Not long after the elections, however, relations between the two started to sour and the alliance began to shake. In May 2023, Duterte resigned from Lakas-CMD, the political party of Marcos’ cousin, then Speaker Romualdez.
Political veterans like the late Albay Rep. Edcel Lagman believed that Duterte’s resignation was related to the House’s decision to remove the senior deputy speakership post from former President and Pampanga Rep.
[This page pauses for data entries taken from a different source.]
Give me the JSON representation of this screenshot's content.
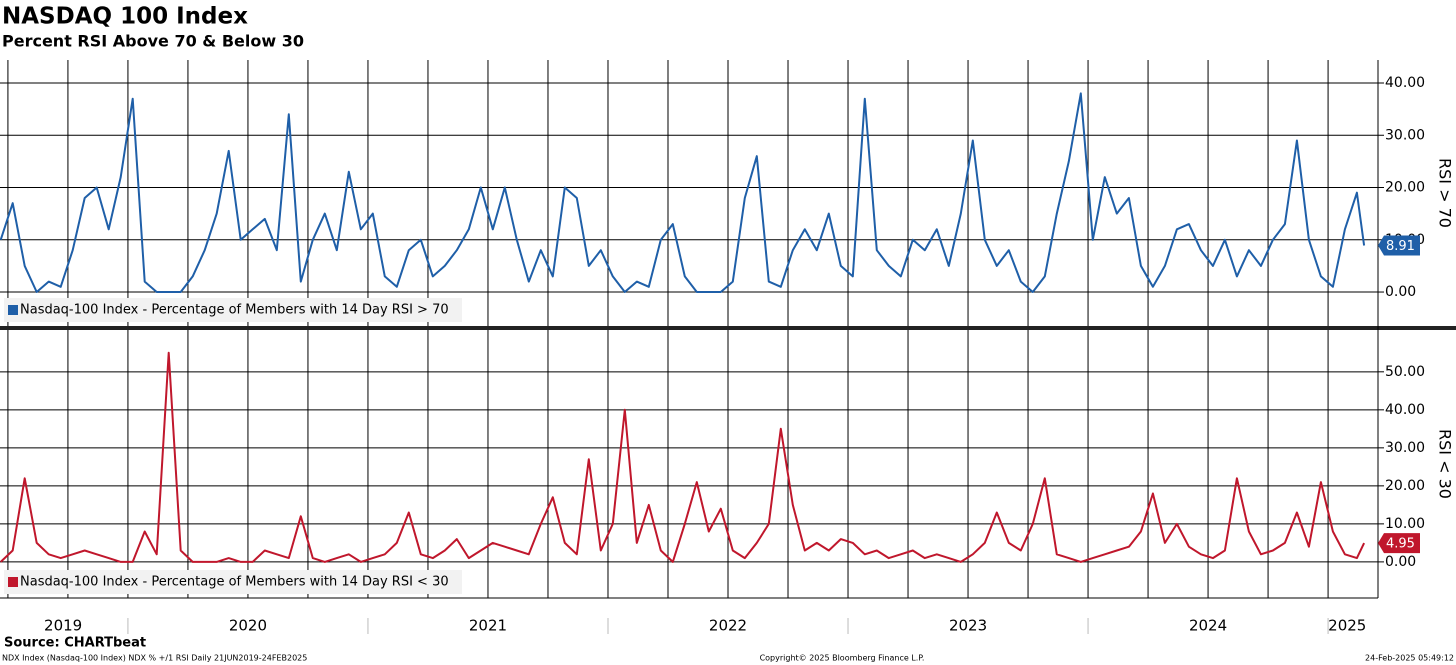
{
  "chart_data": [
    {
      "type": "line",
      "title": "NASDAQ 100 Index",
      "subtitle": "Percent RSI Above 70 & Below 30",
      "ylabel": "RSI > 70",
      "x": [
        2019.47,
        2019.52,
        2019.57,
        2019.62,
        2019.67,
        2019.72,
        2019.77,
        2019.82,
        2019.87,
        2019.92,
        2019.97,
        2020.02,
        2020.07,
        2020.12,
        2020.17,
        2020.22,
        2020.27,
        2020.32,
        2020.37,
        2020.42,
        2020.47,
        2020.52,
        2020.57,
        2020.62,
        2020.67,
        2020.72,
        2020.77,
        2020.82,
        2020.87,
        2020.92,
        2020.97,
        2021.02,
        2021.07,
        2021.12,
        2021.17,
        2021.22,
        2021.27,
        2021.32,
        2021.37,
        2021.42,
        2021.47,
        2021.52,
        2021.57,
        2021.62,
        2021.67,
        2021.72,
        2021.77,
        2021.82,
        2021.87,
        2021.92,
        2021.97,
        2022.02,
        2022.07,
        2022.12,
        2022.17,
        2022.22,
        2022.27,
        2022.32,
        2022.37,
        2022.42,
        2022.47,
        2022.52,
        2022.57,
        2022.62,
        2022.67,
        2022.72,
        2022.77,
        2022.82,
        2022.87,
        2022.92,
        2022.97,
        2023.02,
        2023.07,
        2023.12,
        2023.17,
        2023.22,
        2023.27,
        2023.32,
        2023.37,
        2023.42,
        2023.47,
        2023.52,
        2023.57,
        2023.62,
        2023.67,
        2023.72,
        2023.77,
        2023.82,
        2023.87,
        2023.92,
        2023.97,
        2024.02,
        2024.07,
        2024.12,
        2024.17,
        2024.22,
        2024.27,
        2024.32,
        2024.37,
        2024.42,
        2024.47,
        2024.52,
        2024.57,
        2024.62,
        2024.67,
        2024.72,
        2024.77,
        2024.82,
        2024.87,
        2024.92,
        2024.97,
        2025.02,
        2025.07,
        2025.12,
        2025.15
      ],
      "series": [
        {
          "name": "Nasdaq-100 Index - Percentage of Members with 14 Day RSI > 70",
          "color": "#1f5fa8",
          "values": [
            10,
            17,
            5,
            0,
            2,
            1,
            8,
            18,
            20,
            12,
            22,
            37,
            2,
            0,
            0,
            0,
            3,
            8,
            15,
            27,
            10,
            12,
            14,
            8,
            34,
            2,
            10,
            15,
            8,
            23,
            12,
            15,
            3,
            1,
            8,
            10,
            3,
            5,
            8,
            12,
            20,
            12,
            20,
            10,
            2,
            8,
            3,
            20,
            18,
            5,
            8,
            3,
            0,
            2,
            1,
            10,
            13,
            3,
            0,
            0,
            0,
            2,
            18,
            26,
            2,
            1,
            8,
            12,
            8,
            15,
            5,
            3,
            37,
            8,
            5,
            3,
            10,
            8,
            12,
            5,
            15,
            29,
            10,
            5,
            8,
            2,
            0,
            3,
            15,
            25,
            38,
            10,
            22,
            15,
            18,
            5,
            1,
            5,
            12,
            13,
            8,
            5,
            10,
            3,
            8,
            5,
            10,
            13,
            29,
            10,
            3,
            1,
            12,
            19,
            8.91
          ]
        }
      ],
      "xlim": [
        2019.467,
        2025.208
      ],
      "ylim": [
        -6.5,
        44.4
      ],
      "yticks": [
        {
          "value": 0,
          "label": "0.00"
        },
        {
          "value": 10,
          "label": "10.00"
        },
        {
          "value": 20,
          "label": "20.00"
        },
        {
          "value": 30,
          "label": "30.00"
        },
        {
          "value": 40,
          "label": "40.00"
        }
      ],
      "xgrid": [
        2019.5,
        2019.75,
        2020,
        2020.25,
        2020.5,
        2020.75,
        2021,
        2021.25,
        2021.5,
        2021.75,
        2022,
        2022.25,
        2022.5,
        2022.75,
        2023,
        2023.25,
        2023.5,
        2023.75,
        2024,
        2024.25,
        2024.5,
        2024.75,
        2025
      ],
      "grid": true,
      "legend": "bottom-left"
    },
    {
      "type": "line",
      "ylabel": "RSI < 30",
      "x": [
        2019.47,
        2019.52,
        2019.57,
        2019.62,
        2019.67,
        2019.72,
        2019.77,
        2019.82,
        2019.87,
        2019.92,
        2019.97,
        2020.02,
        2020.07,
        2020.12,
        2020.17,
        2020.22,
        2020.27,
        2020.32,
        2020.37,
        2020.42,
        2020.47,
        2020.52,
        2020.57,
        2020.62,
        2020.67,
        2020.72,
        2020.77,
        2020.82,
        2020.87,
        2020.92,
        2020.97,
        2021.02,
        2021.07,
        2021.12,
        2021.17,
        2021.22,
        2021.27,
        2021.32,
        2021.37,
        2021.42,
        2021.47,
        2021.52,
        2021.57,
        2021.62,
        2021.67,
        2021.72,
        2021.77,
        2021.82,
        2021.87,
        2021.92,
        2021.97,
        2022.02,
        2022.07,
        2022.12,
        2022.17,
        2022.22,
        2022.27,
        2022.32,
        2022.37,
        2022.42,
        2022.47,
        2022.52,
        2022.57,
        2022.62,
        2022.67,
        2022.72,
        2022.77,
        2022.82,
        2022.87,
        2022.92,
        2022.97,
        2023.02,
        2023.07,
        2023.12,
        2023.17,
        2023.22,
        2023.27,
        2023.32,
        2023.37,
        2023.42,
        2023.47,
        2023.52,
        2023.57,
        2023.62,
        2023.67,
        2023.72,
        2023.77,
        2023.82,
        2023.87,
        2023.92,
        2023.97,
        2024.02,
        2024.07,
        2024.12,
        2024.17,
        2024.22,
        2024.27,
        2024.32,
        2024.37,
        2024.42,
        2024.47,
        2024.52,
        2024.57,
        2024.62,
        2024.67,
        2024.72,
        2024.77,
        2024.82,
        2024.87,
        2024.92,
        2024.97,
        2025.02,
        2025.07,
        2025.12,
        2025.15
      ],
      "series": [
        {
          "name": "Nasdaq-100 Index - Percentage of Members with 14 Day RSI < 30",
          "color": "#c0172c",
          "values": [
            0,
            3,
            22,
            5,
            2,
            1,
            2,
            3,
            2,
            1,
            0,
            0,
            8,
            2,
            55,
            3,
            0,
            0,
            0,
            1,
            0,
            0,
            3,
            2,
            1,
            12,
            1,
            0,
            1,
            2,
            0,
            1,
            2,
            5,
            13,
            2,
            1,
            3,
            6,
            1,
            3,
            5,
            4,
            3,
            2,
            10,
            17,
            5,
            2,
            27,
            3,
            10,
            40,
            5,
            15,
            3,
            0,
            10,
            21,
            8,
            14,
            3,
            1,
            5,
            10,
            35,
            15,
            3,
            5,
            3,
            6,
            5,
            2,
            3,
            1,
            2,
            3,
            1,
            2,
            1,
            0,
            2,
            5,
            13,
            5,
            3,
            10,
            22,
            2,
            1,
            0,
            1,
            2,
            3,
            4,
            8,
            18,
            5,
            10,
            4,
            2,
            1,
            3,
            22,
            8,
            2,
            3,
            5,
            13,
            4,
            21,
            8,
            2,
            1,
            4.95
          ]
        }
      ],
      "xlim": [
        2019.467,
        2025.208
      ],
      "ylim": [
        -9.5,
        61
      ],
      "yticks": [
        {
          "value": 0,
          "label": "0.00"
        },
        {
          "value": 10,
          "label": "10.00"
        },
        {
          "value": 20,
          "label": "20.00"
        },
        {
          "value": 30,
          "label": "30.00"
        },
        {
          "value": 40,
          "label": "40.00"
        },
        {
          "value": 50,
          "label": "50.00"
        }
      ],
      "xgrid": [
        2019.5,
        2019.75,
        2020,
        2020.25,
        2020.5,
        2020.75,
        2021,
        2021.25,
        2021.5,
        2021.75,
        2022,
        2022.25,
        2022.5,
        2022.75,
        2023,
        2023.25,
        2023.5,
        2023.75,
        2024,
        2024.25,
        2024.5,
        2024.75,
        2025
      ],
      "xticks": [
        {
          "value": 2019.73,
          "label": "2019"
        },
        {
          "value": 2020.5,
          "label": "2020"
        },
        {
          "value": 2021.5,
          "label": "2021"
        },
        {
          "value": 2022.5,
          "label": "2022"
        },
        {
          "value": 2023.5,
          "label": "2023"
        },
        {
          "value": 2024.5,
          "label": "2024"
        },
        {
          "value": 2025.08,
          "label": "2025"
        }
      ],
      "grid": true,
      "legend": "bottom-left"
    }
  ],
  "footer": {
    "source": "Source: CHARTbeat",
    "description": "NDX Index (Nasdaq-100 Index) NDX % +/1 RSI  Daily 21JUN2019-24FEB2025",
    "copyright": "Copyright© 2025 Bloomberg Finance L.P.",
    "timestamp": "24-Feb-2025 05:49:12"
  }
}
Gloria Macapagal-Arroyo—considered to be the Vice President’s mentor.
Denied CF allocations
After the House decided not to give Duterte’s offices any CF allocations in 2023, Duterte’s father and her brother, Davao City Mayor Sebastian Duterte, started criticizing Marcos and accusing him of being a drug addict.
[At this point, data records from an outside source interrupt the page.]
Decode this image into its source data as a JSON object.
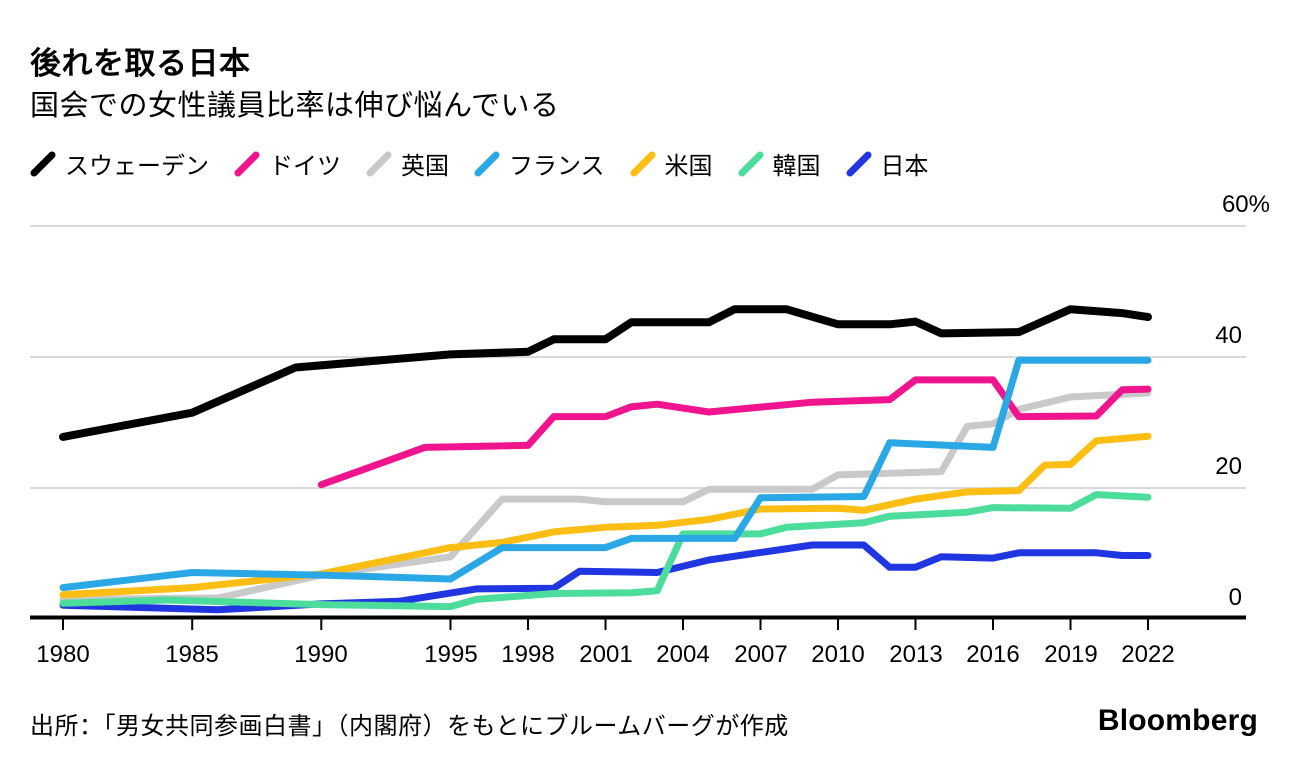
{
  "header": {
    "title": "後れを取る日本",
    "subtitle": "国会での女性議員比率は伸び悩んでいる"
  },
  "legend": {
    "items": [
      {
        "name": "sweden",
        "label": "スウェーデン",
        "color": "#000000"
      },
      {
        "name": "germany",
        "label": "ドイツ",
        "color": "#f0148e"
      },
      {
        "name": "uk",
        "label": "英国",
        "color": "#c9c9c9"
      },
      {
        "name": "france",
        "label": "フランス",
        "color": "#29a8e5"
      },
      {
        "name": "us",
        "label": "米国",
        "color": "#fcbe13"
      },
      {
        "name": "korea",
        "label": "韓国",
        "color": "#4cdc9c"
      },
      {
        "name": "japan",
        "label": "日本",
        "color": "#2036e0"
      }
    ]
  },
  "chart_data": {
    "type": "line",
    "title": "後れを取る日本",
    "subtitle": "国会での女性議員比率は伸び悩んでいる",
    "unit": "percent of seats held by women in parliament",
    "x_axis": {
      "range": [
        1980,
        2022
      ],
      "ticks": [
        1980,
        1985,
        1990,
        1995,
        1998,
        2001,
        2004,
        2007,
        2010,
        2013,
        2016,
        2019,
        2022
      ]
    },
    "y_axis": {
      "range": [
        0,
        60
      ],
      "gridline_values": [
        60,
        40,
        20
      ],
      "labels": [
        {
          "text": "60%",
          "value": 60
        },
        {
          "text": "40",
          "value": 40
        },
        {
          "text": "20",
          "value": 20
        },
        {
          "text": "0",
          "value": 0
        }
      ]
    },
    "grid": true,
    "legend_position": "top",
    "series": [
      {
        "name": "sweden",
        "label": "スウェーデン",
        "color": "#000000",
        "points": [
          [
            1980,
            27.8
          ],
          [
            1985,
            31.5
          ],
          [
            1989,
            38.4
          ],
          [
            1995,
            40.4
          ],
          [
            1998,
            40.8
          ],
          [
            1999,
            42.7
          ],
          [
            2001,
            42.7
          ],
          [
            2002,
            45.3
          ],
          [
            2005,
            45.3
          ],
          [
            2006,
            47.3
          ],
          [
            2008,
            47.3
          ],
          [
            2010,
            45.0
          ],
          [
            2012,
            45.0
          ],
          [
            2013,
            45.4
          ],
          [
            2014,
            43.6
          ],
          [
            2017,
            43.8
          ],
          [
            2019,
            47.3
          ],
          [
            2021,
            46.7
          ],
          [
            2022,
            46.1
          ]
        ]
      },
      {
        "name": "germany",
        "label": "ドイツ",
        "color": "#f0148e",
        "points": [
          [
            1990,
            20.5
          ],
          [
            1994,
            26.2
          ],
          [
            1998,
            26.5
          ],
          [
            1999,
            30.9
          ],
          [
            2001,
            30.9
          ],
          [
            2002,
            32.4
          ],
          [
            2003,
            32.8
          ],
          [
            2005,
            31.6
          ],
          [
            2009,
            33.1
          ],
          [
            2012,
            33.5
          ],
          [
            2013,
            36.5
          ],
          [
            2016,
            36.5
          ],
          [
            2017,
            30.9
          ],
          [
            2020,
            31.0
          ],
          [
            2021,
            35.0
          ],
          [
            2022,
            35.1
          ]
        ]
      },
      {
        "name": "uk",
        "label": "英国",
        "color": "#c9c9c9",
        "points": [
          [
            1980,
            3.0
          ],
          [
            1986,
            3.2
          ],
          [
            1990,
            6.7
          ],
          [
            1995,
            9.5
          ],
          [
            1997,
            18.3
          ],
          [
            2000,
            18.3
          ],
          [
            2001,
            17.9
          ],
          [
            2004,
            17.9
          ],
          [
            2005,
            19.8
          ],
          [
            2009,
            19.8
          ],
          [
            2010,
            22.0
          ],
          [
            2014,
            22.5
          ],
          [
            2015,
            29.4
          ],
          [
            2016,
            29.8
          ],
          [
            2017,
            32.0
          ],
          [
            2019,
            33.9
          ],
          [
            2021,
            34.3
          ],
          [
            2022,
            34.5
          ]
        ]
      },
      {
        "name": "france",
        "label": "フランス",
        "color": "#29a8e5",
        "points": [
          [
            1980,
            4.8
          ],
          [
            1985,
            7.1
          ],
          [
            1990,
            6.7
          ],
          [
            1995,
            6.1
          ],
          [
            1997,
            10.9
          ],
          [
            2001,
            10.9
          ],
          [
            2002,
            12.3
          ],
          [
            2006,
            12.3
          ],
          [
            2007,
            18.5
          ],
          [
            2011,
            18.7
          ],
          [
            2012,
            26.9
          ],
          [
            2016,
            26.2
          ],
          [
            2017,
            39.5
          ],
          [
            2022,
            39.5
          ]
        ]
      },
      {
        "name": "us",
        "label": "米国",
        "color": "#fcbe13",
        "points": [
          [
            1980,
            3.7
          ],
          [
            1985,
            4.8
          ],
          [
            1990,
            6.9
          ],
          [
            1995,
            10.9
          ],
          [
            1997,
            11.7
          ],
          [
            1999,
            13.3
          ],
          [
            2001,
            14.0
          ],
          [
            2003,
            14.3
          ],
          [
            2005,
            15.2
          ],
          [
            2007,
            16.8
          ],
          [
            2010,
            16.9
          ],
          [
            2011,
            16.6
          ],
          [
            2013,
            18.3
          ],
          [
            2015,
            19.4
          ],
          [
            2017,
            19.6
          ],
          [
            2018,
            23.5
          ],
          [
            2019,
            23.6
          ],
          [
            2020,
            27.2
          ],
          [
            2022,
            27.9
          ]
        ]
      },
      {
        "name": "korea",
        "label": "韓国",
        "color": "#4cdc9c",
        "points": [
          [
            1980,
            2.4
          ],
          [
            1984,
            2.9
          ],
          [
            1990,
            2.2
          ],
          [
            1995,
            1.9
          ],
          [
            1996,
            3.0
          ],
          [
            1999,
            3.9
          ],
          [
            2002,
            4.0
          ],
          [
            2003,
            4.3
          ],
          [
            2004,
            13.0
          ],
          [
            2007,
            13.0
          ],
          [
            2008,
            14.0
          ],
          [
            2011,
            14.7
          ],
          [
            2012,
            15.7
          ],
          [
            2015,
            16.3
          ],
          [
            2016,
            17.0
          ],
          [
            2019,
            16.9
          ],
          [
            2020,
            19.0
          ],
          [
            2022,
            18.6
          ]
        ]
      },
      {
        "name": "japan",
        "label": "日本",
        "color": "#2036e0",
        "points": [
          [
            1980,
            2.1
          ],
          [
            1986,
            1.4
          ],
          [
            1990,
            2.3
          ],
          [
            1993,
            2.7
          ],
          [
            1996,
            4.6
          ],
          [
            1999,
            4.7
          ],
          [
            2000,
            7.3
          ],
          [
            2003,
            7.1
          ],
          [
            2005,
            9.0
          ],
          [
            2009,
            11.3
          ],
          [
            2011,
            11.3
          ],
          [
            2012,
            7.9
          ],
          [
            2013,
            7.9
          ],
          [
            2014,
            9.5
          ],
          [
            2016,
            9.3
          ],
          [
            2017,
            10.1
          ],
          [
            2020,
            10.1
          ],
          [
            2021,
            9.7
          ],
          [
            2022,
            9.7
          ]
        ]
      }
    ],
    "draw_order": [
      "uk",
      "us",
      "japan",
      "korea",
      "germany",
      "france",
      "sweden"
    ]
  },
  "footer": {
    "source": "出所：「男女共同参画白書」（内閣府）をもとにブルームバーグが作成",
    "logo": "Bloomberg"
  }
}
In January 2024, Marcos fired back, saying that his predecessor’s outbursts may have been due to long use of fentanyl—a potent opioid that Duterte had admitted taking for his shoulder pain from a motorcycle accident.
By June 2024, Duterte decided to resign from her post as education secretary, formally breaking with the Marcos administration.
After her resignation, several congressional investigations followed, revealing alleged irregularities in the spending of CF allocations by the Office of the Vice President and the Department of Education.
First impeachment
The investigations’ findings—along with Duterte’s statements that she arranged the killing of Marcos, the first lady and Romualdez if she were killed in an alleged assassination plot—were used for the first set of impeachment complaints against her.
She was impeached on Feb. 5, 2025, after 215 House members signed the fourth complaint that was filed against her at the time.
But on July 25 that year, the Supreme Court, deciding on petitions questioning her impeachment, ruled that her impeachment was unconstitutional for violating the rule barring multiple impeachment processes against the same official within one year.
The House filed a motion for reconsideration but it was dismissed with finality by the Court on Jan. 29.
New complaints
Garafil’s office said in a statement that the verified complaint endorsed by Abante was transmitted on Thursday to the Office of Speaker Faustino “Bojie” Dy III.
Under current House rules, and in accordance with the Supreme Court’s Jan. 29 decision that sets the reckoning dates for the impeachment process, Dy has until March 2 to transmit the first two impeachment complaints to the House committee on justice.
The first two impeachment complaints—filed by Makabayan Coalition and civil society groups—were received by Garafil’s office on Feb. 2. The third complaint from clergy members and lawyers, meanwhile, was filed on Feb. 9.
The Supreme Court decision requires that impeachment complaints be included in the Order of Business of the House within 10 session days. Following the Court’s new definition of a calendar day—a day in which the House holds session—there have been seven session days from Feb. 2 to Feb. 18.
The eighth and ninth session days would be on Feb. 23 and Feb. 24, while Feb. 25 would not be counted as it is a holiday. Feb. 16 and Feb. 17 were also not included in the count as the House did not hold session on those days, with the 16th being a session break and the 17th being the Lunar New Year holiday.